Erickson: I grew up on a 6th generation family farm and we do grow corn and soybeans and with diesel costs right now, that’s creating a burden for U.S. farmers and ranchers across the country. There’s no doubt about that. So with those higher energy costs, you also have to transport that corn to the processing plant. You have to manufacture it and you also have to transport it to the grocery store. All of that includes energy. It includes gasoline. It includes diesel and so higher energy costs are definitely creating a burden to the consumers at the grocery store.

Miller: Erickson says renewable fuels will help reduce our dependence on foreign oil, but support for those fuels seems to rise and wane depending on oil prices.
Erickson: Higher prices for oil, we need that domestic energy source. And if oil goes down we still need to continue to create that domestic energy source.
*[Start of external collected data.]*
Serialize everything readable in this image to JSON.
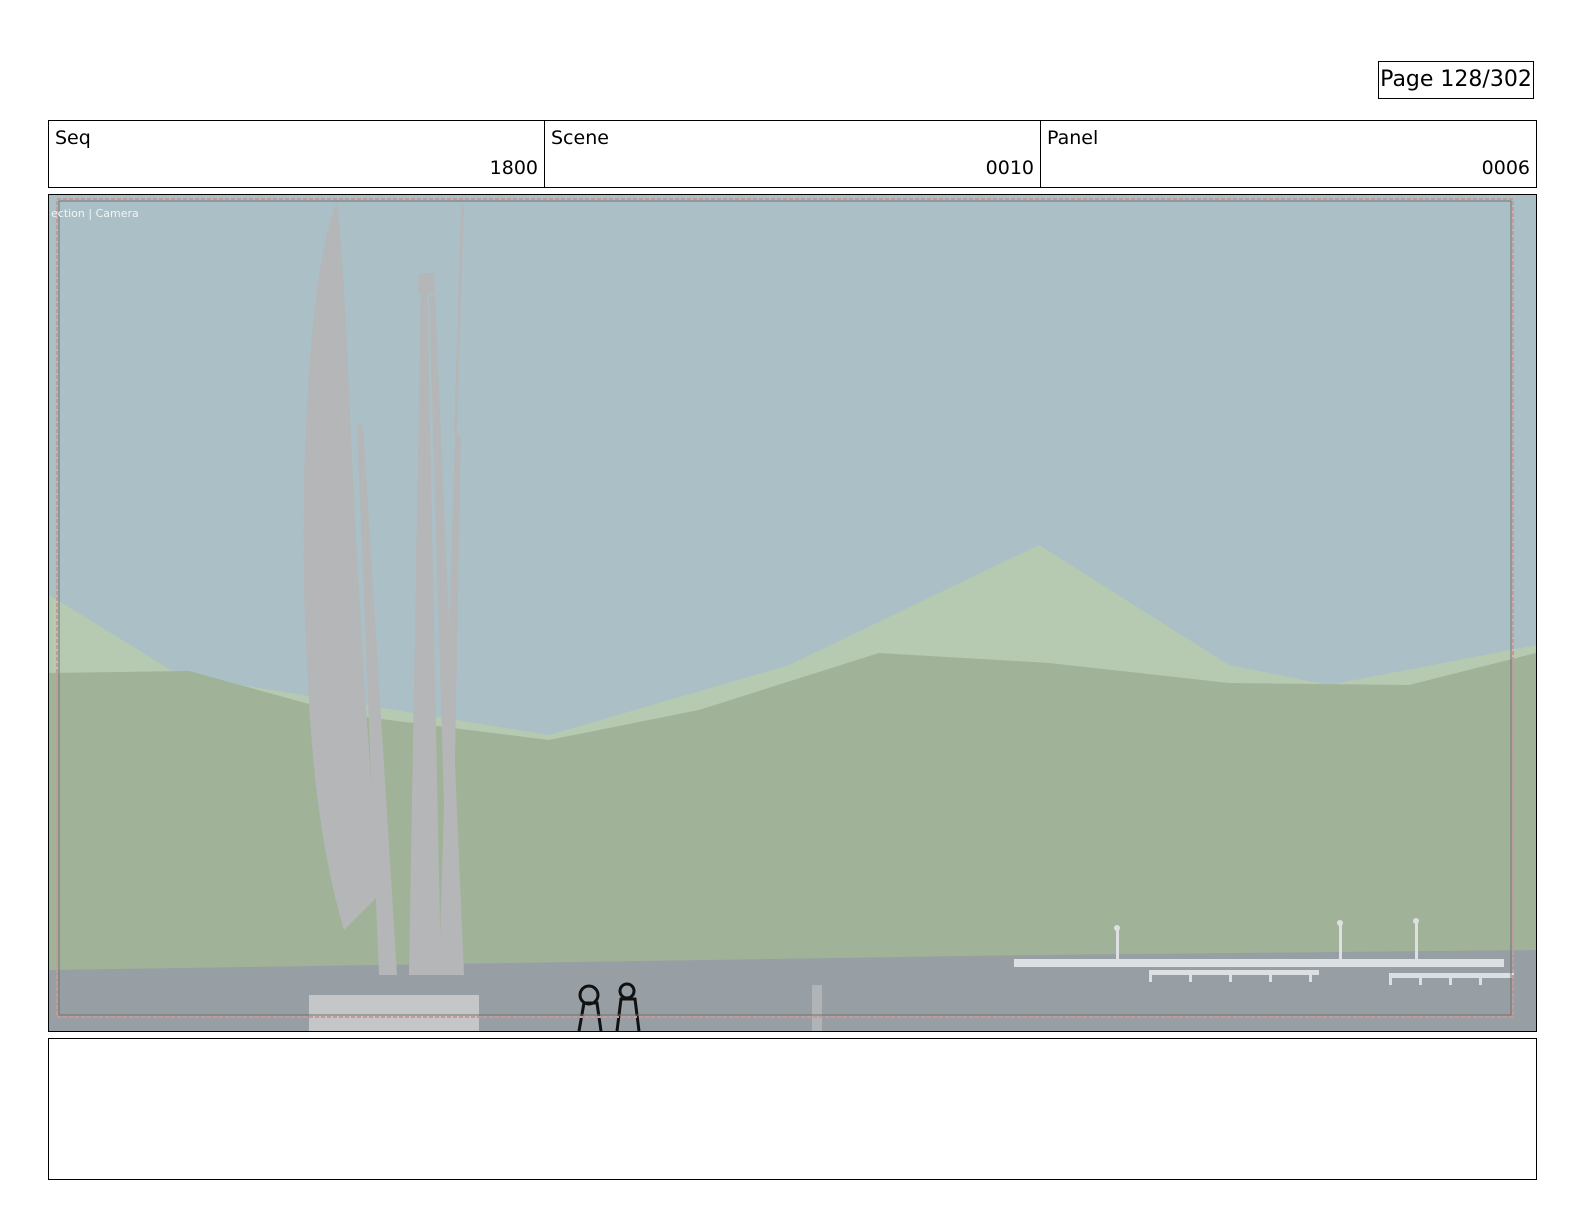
{
  "page": {
    "label": "Page 128/302"
  },
  "header": {
    "seq": {
      "label": "Seq",
      "value": "1800"
    },
    "scene": {
      "label": "Scene",
      "value": "0010"
    },
    "panel": {
      "label": "Panel",
      "value": "0006"
    }
  },
  "viewport": {
    "overlay_text": "ection | Camera",
    "colors": {
      "sky": "#abc0c6",
      "far_mountain": "#b6c9b1",
      "near_hills": "#a0b398",
      "water": "#989fa4",
      "sculpture": "#b4b6b8",
      "frame_border": "#c79a94"
    }
  },
  "notes": {
    "text": ""
  }
}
Who would you trust more, an American farmer or would you trust a Middle East dictator for your source of energy? My answer is an American farmer.

Miller: Johnna Miller, Washington.

Miller: We have two extra actualities with AFBF Economist Matt Erickson. In the first extra actuality he talks about how ethanol production keeps getting more efficient, so we don’t have to choose between feed and fuel. The cut runs 21 seconds, in 3-2-1.

Erickson: The fact of the matter is technology has grown so much that when corn goes through the ethanol process you can create both. Should we use it for feed or should we use it for fuel? And we can do it for both. One bushel of corn can make 2.8 gallons of ethanol. It can also make 17 to 18 pounds of DDGs. DDGs are dried distillers grains and they can be used to feed livestock and so it’s just a byproduct of ethanol, but it’s a good source of feed for livestock.

Miller: In the second extra actuality Erickson straightens out another misconception about ethanol. The cut runs 5 seconds, in 3-2-1.

Erickson: The corn grain that farmers grow is totally separate from the sweet corn that you eat. It’s two different crops.

Miller: Newsline is updated Mondays and Thursdays by 5pm eastern time. Thank you for listening.